ペスタロッチ Johann Heinrich Pestalozzi

1746~1827 スイスの教育家、教育思想家。チューリヒに生まれる。

学生時代にフランスの哲学者ルソーの影響をうけ政治や法律への関心をもつが、やがて農業へのりだす。結婚後、農家の貧児や浮浪児をあつめて学校をはじめるが、経済的な理由で5年で閉鎖する。つづく20年間は著作活動を通じて、彼の教育理論を形成する。この時期の著作、「隠者の夕暮」(1780)は人間と教育についての考察であり、「リーンハルトとゲルトルート」(1781)はかしこい母の知恵が、村の子供たちをよくし、やがては村々や国全体をもよくしていく過程をえがいた教育小説である。

1798年、長年考察してきた教育理論を実践する場をえた。フランス軍との戦争で、家や両親をうしなった孤児たちの教育である。彼はそれをシュタンツの修道院ではじめ、献身的に活動したが、まもなく閉鎖された。後援者をえて、1801年にブルクドルフの古城に学校をひらき、ヨーロッパにおける教育実験の中心地として注目されたが、この学校も3年半で閉鎖され、その後1805年にはイベルドンにまねかれて学校をひらいた。この時期、彼の教育の技術は円熟し、名声は絶頂に達した。イベルドンの学校は20年にわたり世界へ大きな影響をあたえた。ここで生徒は書物よりも、実地と観察を通じて、生徒たちの諸資質の自然的発達をうながすようおしえられた。この学校は弟子たちの仲たがいなどの理由で、25年に閉鎖される。その後も彼は教育への情熱をうしなわなかったが、27年ブルック近郊の村で81年の生涯をとじた。

ペスタロッチの教育観とは、子供がもつみずからよく生きようとする姿勢を徹底的に信頼したものである。
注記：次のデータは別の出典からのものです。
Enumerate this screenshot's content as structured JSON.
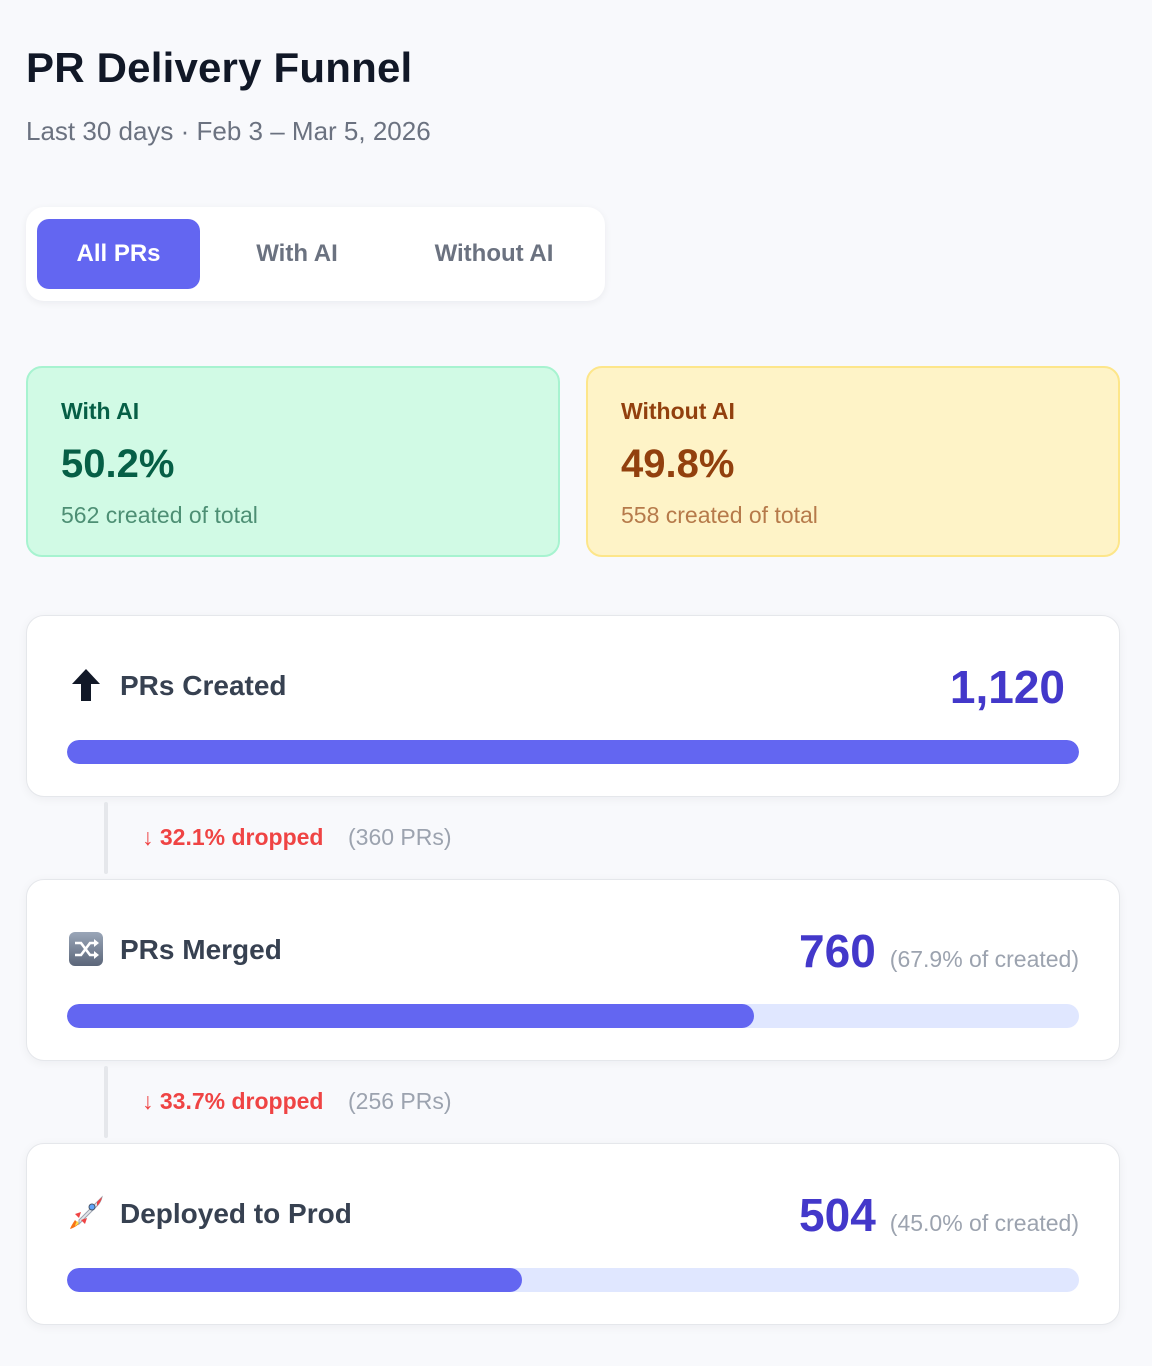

そのうえで子供の能力や資質を、自然の道にしたがって調和的に発達させることを強調した。また、家庭の中で愛情と信頼によってはぐくまれた子供が真の道徳性を身につけ、やがて大人になったとき、国家・社会も本当に徳義のあるものになると考えた。中・後期の著作としては、人間性の本質についての哲学論「探究」(1797)、直観を学びの出発点において展開された教授論「ゲルトルートはいかにその子を教えるか」(1801)、絶筆となった回顧録「白鳥の歌」(1826)などがある。